Treatment Of Rheumatism - Operation

Please do not pin your hopes on operations. A few operations are done to help those with rheumatism but each has only a small range of conditions in which it is useful and a large range of conditions in which it would be no use or harmful. Operations on bones also need considerable perseverance on the part of the patient. Moreover, operation for rheumatism are not a matter of life and death but a matter of comfort and discomfort. A surgeon therefore has to weigh up many factors, including the age, size, work and temperament of the patient, as well as what is wrong with the joints, before recommending an operation.

 

Four main types of operations are done -- replacement, fixation, correction of deformity and operations on parts other than bone.

 

1. Replacement operation:

This applies particularly to the hip. If the bones forming the hip joint are worn and painful they can sometimes be replaced by metal or plastic parts. One of the difficulties in the early days of this sort of operation was that the inside of the hip is very corrosive to metal and is subject to such tremendous mechanical strains that the metal or plastic parts broke rather easily. The mechanical difficulties have now largely been overcome. The operation remains a big step, however, and therefore one that will not be recommended unless the surgeon is sure that it has a lot to offer.

 

2. Fixation operation:

This is also known as arthrodesis. Where two bones keep rubbing and causing pain it may be possible to fix them together by a metal or bone pin to stop them moving. A variant of this is applied to the hip by an operation known as osteotomy which lessens the movement of the hip joint.
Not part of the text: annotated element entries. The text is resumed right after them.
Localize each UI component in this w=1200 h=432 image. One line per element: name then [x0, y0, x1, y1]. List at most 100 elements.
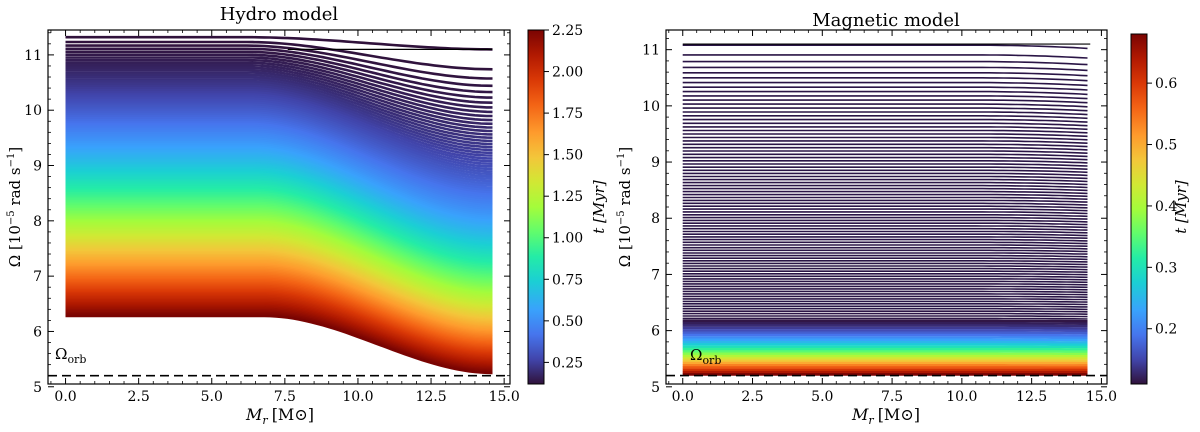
hydro-curve	[65, 148, 493, 224]
hydro-plot-frame	[47, 29, 511, 385]
magnetic-curve	[682, 107, 1088, 112]
hydro-curve	[65, 78, 493, 139]
hydro-curve	[65, 180, 493, 257]
hydro-cbar-tick-label: 1.00	[552, 231, 583, 247]
magnetic-omega-orb-label: Ωorb	[690, 346, 721, 367]
hydro-curve	[65, 156, 493, 233]
magnetic-curve	[682, 150, 1088, 154]
magnetic-curve	[682, 90, 1088, 96]
magnetic-curve	[682, 236, 1088, 239]
magnetic-curve	[682, 133, 1088, 138]
magnetic-curve	[682, 205, 1088, 209]
hydro-curve	[65, 103, 493, 173]
hydro-curve	[65, 217, 493, 292]
magnetic-curve	[682, 265, 1088, 268]
magnetic-xtick-label: 7.5	[881, 389, 903, 405]
magnetic-curve	[682, 252, 1088, 255]
magnetic-curve	[682, 160, 1088, 164]
hydro-curve	[65, 75, 493, 136]
hydro-y-axis-label: Ω [10−5 rad s−1]	[6, 147, 24, 267]
hydro-ytick-label: 11	[24, 48, 42, 64]
magnetic-curve	[682, 163, 1088, 167]
hydro-curve	[65, 223, 493, 298]
magnetic-curve	[682, 122, 1088, 127]
hydro-curve	[65, 249, 493, 321]
hydro-curve	[65, 190, 493, 267]
magnetic-curve	[682, 146, 1088, 151]
magnetic-curve	[682, 272, 1088, 276]
hydro-curve	[65, 47, 493, 88]
magnetic-curve	[682, 295, 1088, 298]
hydro-curve	[65, 220, 493, 295]
hydro-curve	[65, 84, 493, 149]
magnetic-curve	[682, 166, 1088, 170]
magnetic-curve	[682, 300, 1088, 303]
hydro-curve	[65, 86, 493, 152]
hydro-curve	[65, 73, 493, 133]
hydro-colorbar: 0.25 0.50 0.75 1.00 1.25 1.50 1.75 2.00 2.25 t […	[527, 23, 608, 385]
magnetic-curve	[682, 324, 1088, 328]
magnetic-curve	[682, 241, 1088, 245]
hydro-cbar-tick-label: 1.50	[552, 148, 583, 164]
magnetic-curve	[682, 103, 1088, 108]
magnetic-curve	[682, 208, 1088, 212]
magnetic-curve	[682, 254, 1088, 258]
hydro-curve	[65, 162, 493, 239]
magnetic-curve	[682, 54, 1088, 59]
magnetic-curve	[682, 267, 1088, 271]
hydro-curve	[65, 80, 493, 143]
magnetic-curve	[682, 126, 1088, 131]
hydro-colorbar-ticks: 0.25 0.50 0.75 1.00 1.25 1.50 1.75 2.00 2.25	[544, 23, 583, 371]
magnetic-curve	[682, 315, 1088, 318]
magnetic-curve	[682, 190, 1088, 195]
hydro-curve	[65, 126, 493, 200]
hydro-curve	[65, 168, 493, 246]
hydro-curve	[65, 144, 493, 220]
hydro-cbar-tick-label: 1.25	[552, 189, 583, 205]
hydro-cbar-tick-label: 2.25	[552, 23, 583, 39]
magnetic-curve	[682, 270, 1088, 273]
magnetic-panel: Magnetic model Ωorb 0.0 2.5 5.0 7.5 10.0 12.5…	[616, 10, 1190, 427]
hydro-curve	[65, 226, 493, 300]
magnetic-cbar-tick-label: 0.4	[1155, 199, 1177, 215]
hydro-curve	[65, 68, 493, 126]
magnetic-curve	[682, 302, 1088, 306]
magnetic-curve	[682, 214, 1088, 218]
hydro-panel: Hydro model Ωorb 0.0 2.5 5.0 7.5 10.0 12.5 15.…	[6, 4, 608, 427]
magnetic-curve	[682, 278, 1088, 281]
hydro-ytick-label: 8	[33, 214, 42, 230]
hydro-x-axis-label: Mr [M⊙]	[245, 405, 314, 427]
magnetic-cbar-tick-label: 0.6	[1155, 76, 1177, 92]
hydro-xtick-label: 0.0	[54, 389, 76, 405]
hydro-curve	[65, 40, 493, 71]
magnetic-curve	[682, 227, 1088, 231]
magnetic-curve	[682, 305, 1088, 308]
hydro-curve	[65, 160, 493, 237]
hydro-axis-ticks: 0.0 2.5 5.0 7.5 10.0 12.5 15.0 5 6 7 8 9 10 11	[24, 30, 520, 405]
hydro-curve	[65, 66, 493, 122]
magnetic-xtick-label: 12.5	[1016, 389, 1047, 405]
hydro-curve	[65, 119, 493, 192]
hydro-curve	[65, 203, 493, 279]
magnetic-curve	[682, 319, 1088, 323]
magnetic-curve	[682, 202, 1088, 206]
hydro-xtick-label: 15.0	[489, 389, 520, 405]
hydro-curve	[65, 214, 493, 289]
hydro-xtick-label: 2.5	[128, 389, 150, 405]
magnetic-y-axis-label: Ω [10−5 rad s−1]	[616, 147, 634, 267]
hydro-curve	[65, 91, 493, 157]
hydro-curve	[65, 130, 493, 205]
hydro-curve	[65, 198, 493, 274]
magnetic-curve	[682, 181, 1088, 186]
magnetic-curve	[682, 290, 1088, 294]
magnetic-curve	[682, 169, 1088, 174]
hydro-curve	[65, 151, 493, 228]
magnetic-curve	[682, 184, 1088, 189]
hydro-curve	[65, 188, 493, 265]
magnetic-x-axis-label: Mr [M⊙]	[851, 405, 920, 427]
magnetic-curve	[682, 199, 1088, 203]
magnetic-curve	[682, 66, 1088, 72]
hydro-curve	[65, 155, 493, 232]
magnetic-curve	[682, 298, 1088, 301]
magnetic-curve	[682, 326, 1088, 330]
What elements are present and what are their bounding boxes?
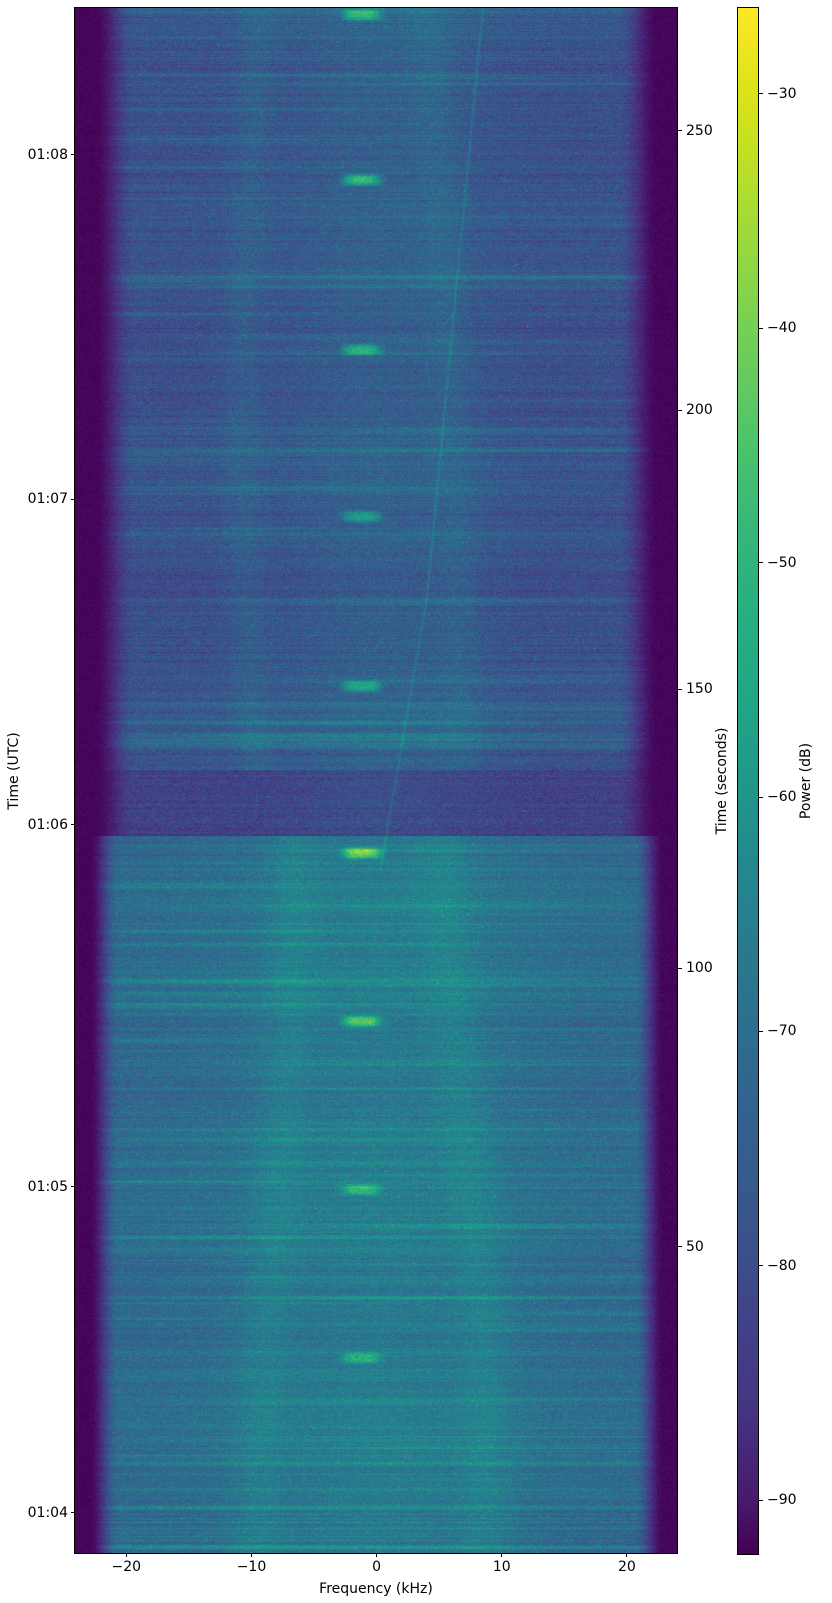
colorbar [737,7,759,1555]
spectrogram-heatmap [75,8,677,1553]
colorbar-tick-label: −30 [767,85,797,102]
plot-area [74,7,678,1554]
seconds-tick-mark [678,130,682,132]
colorbar-tick-label: −90 [767,1492,797,1509]
seconds-tick-label: 200 [686,402,713,418]
x-tick-label: 10 [492,1559,511,1575]
x-tick-label: −10 [236,1559,267,1575]
x-tick-label: −20 [111,1559,142,1575]
seconds-tick-mark [678,409,682,411]
colorbar-tick-mark [759,1265,763,1267]
utc-tick-mark [71,1512,75,1514]
utc-tick-label: 01:05 [27,1178,68,1195]
utc-tick-mark [71,498,75,500]
colorbar-tick-mark [759,562,763,564]
seconds-tick-label: 100 [686,960,713,977]
colorbar-tick-mark [759,796,763,798]
colorbar-tick-label: −40 [767,320,797,337]
seconds-tick-mark [678,688,682,690]
x-tick-mark [501,1553,503,1557]
seconds-tick-label: 50 [686,1238,704,1255]
y-axis-label-utc: Time (UTC) [6,732,22,810]
x-tick-label: 20 [618,1559,636,1575]
colorbar-gradient [738,8,758,1554]
seconds-tick-label: 250 [686,122,713,139]
colorbar-tick-mark [759,327,763,329]
colorbar-tick-mark [759,93,763,95]
x-tick-mark [626,1553,628,1557]
utc-tick-mark [71,1186,75,1188]
utc-tick-mark [71,154,75,156]
colorbar-tick-mark [759,1499,763,1501]
x-tick-label: 0 [372,1559,382,1575]
y-axis-label-seconds: Time (seconds) [714,727,730,835]
x-tick-mark [250,1553,252,1557]
utc-tick-label: 01:08 [27,146,68,163]
colorbar-tick-mark [759,1030,763,1032]
colorbar-tick-label: −70 [767,1023,797,1040]
colorbar-label: Power (dB) [798,742,814,820]
utc-tick-label: 01:06 [27,816,68,833]
colorbar-tick-label: −60 [767,789,797,806]
x-axis-label: Frequency (kHz) [319,1581,433,1597]
seconds-tick-mark [678,1246,682,1248]
utc-tick-mark [71,824,75,826]
seconds-tick-mark [678,967,682,969]
x-tick-mark [376,1553,378,1557]
x-tick-mark [125,1553,127,1557]
utc-tick-label: 01:04 [27,1504,68,1521]
colorbar-tick-label: −50 [767,554,797,571]
seconds-tick-label: 150 [686,681,713,698]
utc-tick-label: 01:07 [27,491,68,507]
colorbar-tick-label: −80 [767,1257,797,1274]
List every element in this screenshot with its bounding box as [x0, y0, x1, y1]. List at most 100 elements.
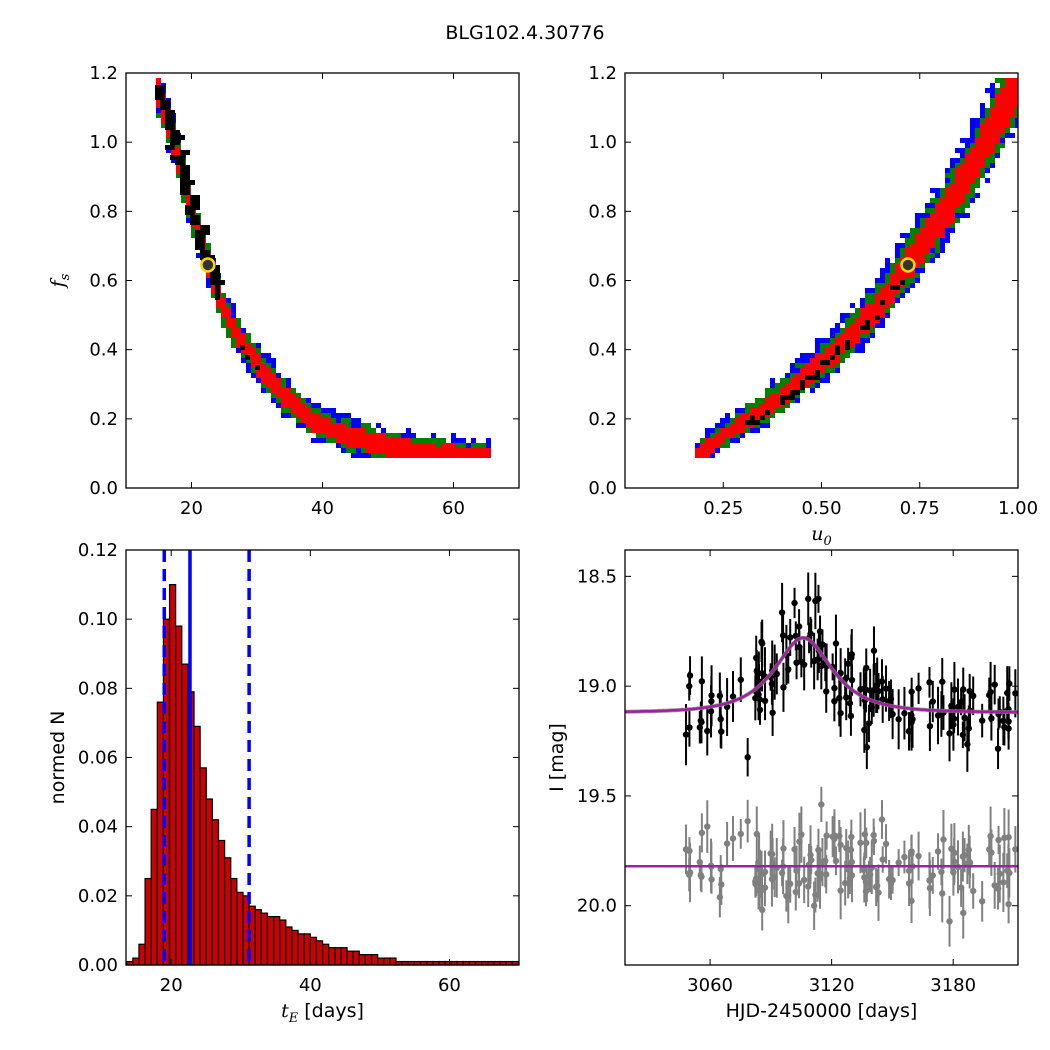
data-point — [769, 709, 776, 716]
heatmap-cell — [476, 453, 481, 458]
heatmap-cell — [825, 348, 830, 353]
heatmap-cell — [216, 298, 221, 303]
heatmap-cell — [406, 453, 411, 458]
heatmap-cell — [1005, 113, 1010, 118]
heatmap-cell — [231, 313, 236, 318]
heatmap-cell — [885, 283, 890, 288]
heatmap-cell — [930, 223, 935, 228]
heatmap-cell — [456, 448, 461, 453]
heatmap-cell — [970, 183, 975, 188]
heatmap-cell — [431, 453, 436, 458]
heatmap-cell — [790, 363, 795, 368]
heatmap-cell — [960, 208, 965, 213]
data-point — [961, 714, 968, 722]
heatmap-cell — [486, 448, 491, 453]
heatmap-cell — [995, 108, 1000, 113]
heatmap-cell — [446, 448, 451, 453]
best-cell — [240, 345, 245, 350]
heatmap-cell — [965, 138, 970, 143]
best-cell — [750, 415, 755, 420]
heatmap-cell — [960, 168, 965, 173]
heatmap-cell — [416, 448, 421, 453]
heatmap-cell — [820, 373, 825, 378]
heatmap-cell — [376, 438, 381, 443]
x-tick-label: 0.50 — [801, 498, 841, 519]
heatmap-cell — [950, 198, 955, 203]
heatmap-cell — [825, 353, 830, 358]
heatmap-cell — [870, 328, 875, 333]
heatmap-cell — [446, 443, 451, 448]
heatmap-cell — [905, 273, 910, 278]
heatmap-cell — [765, 403, 770, 408]
best-cell — [755, 420, 760, 425]
heatmap-cell — [975, 158, 980, 163]
heatmap-cell — [725, 423, 730, 428]
heatmap-cell — [850, 328, 855, 333]
heatmap-cell — [780, 403, 785, 408]
heatmap-cell — [930, 228, 935, 233]
heatmap-cell — [406, 443, 411, 448]
heatmap-cell — [800, 358, 805, 363]
heatmap-cell — [456, 438, 461, 443]
heatmap-cell — [481, 443, 486, 448]
heatmap-cell — [925, 203, 930, 208]
residual-point — [950, 858, 958, 865]
heatmap-cell — [231, 343, 236, 348]
heatmap-cell — [321, 438, 326, 443]
heatmap-cell — [431, 448, 436, 453]
heatmap-cell — [760, 418, 765, 423]
heatmap-cell — [995, 93, 1000, 98]
heatmap-cell — [261, 353, 266, 358]
heatmap-cell — [770, 408, 775, 413]
heatmap-cell — [990, 153, 995, 158]
heatmap-cell — [246, 368, 251, 373]
y-tick-label: 0.6 — [89, 271, 118, 292]
heatmap-cell — [331, 433, 336, 438]
heatmap-cell — [795, 378, 800, 383]
heatmap-cell — [985, 138, 990, 143]
heatmap-cell — [421, 438, 426, 443]
data-point — [805, 595, 812, 603]
heatmap-cell — [471, 453, 476, 458]
heatmap-cell — [735, 413, 740, 418]
heatmap-cell — [795, 398, 800, 403]
heatmap-cell — [376, 448, 381, 453]
heatmap-cell — [990, 163, 995, 168]
heatmap-cell — [960, 153, 965, 158]
heatmap-cell — [241, 353, 246, 358]
heatmap-cell — [436, 443, 441, 448]
heatmap-cell — [241, 333, 246, 338]
heatmap-cell — [286, 393, 291, 398]
heatmap-cell — [995, 78, 1000, 83]
heatmap-cell — [336, 443, 341, 448]
heatmap-cell — [371, 428, 376, 433]
heatmap-cell — [366, 438, 371, 443]
residual-point — [915, 852, 922, 860]
best-cell — [215, 295, 220, 300]
heatmap-cell — [251, 358, 256, 363]
heatmap-cell — [910, 253, 915, 258]
heatmap-cell — [940, 198, 945, 203]
heatmap-cell — [950, 193, 955, 198]
heatmap-cell — [720, 418, 725, 423]
residual-point — [995, 836, 1002, 844]
heatmap-cell — [730, 433, 735, 438]
heatmap-cell — [825, 363, 830, 368]
heatmap-cell — [785, 373, 790, 378]
heatmap-cell — [266, 373, 271, 378]
heatmap-cell — [755, 423, 760, 428]
heatmap-cell — [860, 338, 865, 343]
data-point — [889, 710, 896, 718]
heatmap-cell — [236, 323, 241, 328]
heatmap-cell — [715, 443, 720, 448]
heatmap-cell — [396, 433, 401, 438]
heatmap-cell — [1000, 123, 1005, 128]
heatmap-cell — [745, 403, 750, 408]
heatmap-cell — [790, 383, 795, 388]
heatmap-cell — [261, 383, 266, 388]
heatmap-cell — [990, 118, 995, 123]
heatmap-cell — [810, 363, 815, 368]
heatmap-cell — [381, 438, 386, 443]
heatmap-cell — [186, 218, 191, 223]
heatmap-cell — [940, 243, 945, 248]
If you have this done you exchange a painful joint for a stiff one and you have a joint which, besides being a nuisance, throws unusual strains on nearby joints; the surgeon has to be satisfied that these other joints can stand these strains and that you will be able to manage the inconvenience of the stiff joint.

 

3. Correction of deformity

The best known example of this is the operation done for bunions or, to be more accurate, for the crooked toe that has caused the bunion, for a bunion is really the inflamed skin and ligaments over the bone where it sticks out: in this operation a wedge-shaped piece is cut out of the bone so that the toe can once more point the right way; at the same time any surplus bone that would inflame the skin is cut off. Operations for the corrections of the deformities sometimes caused by bad rheumatoid arthritis are being developed but the great risk is that of stirring up the arthritis.

 

4. Operations on the structures

Operations on the structures round the joints are in their infancy and many problems have to be solved before they can be recommended as freely as the operations for deformed toes. All through this matter of operations in rheumatism is the knowledge that 'you can't make a silk purse out of a sow's ear"; you may be much better off with a food 'sow's ear' than a poor 'silk purse'.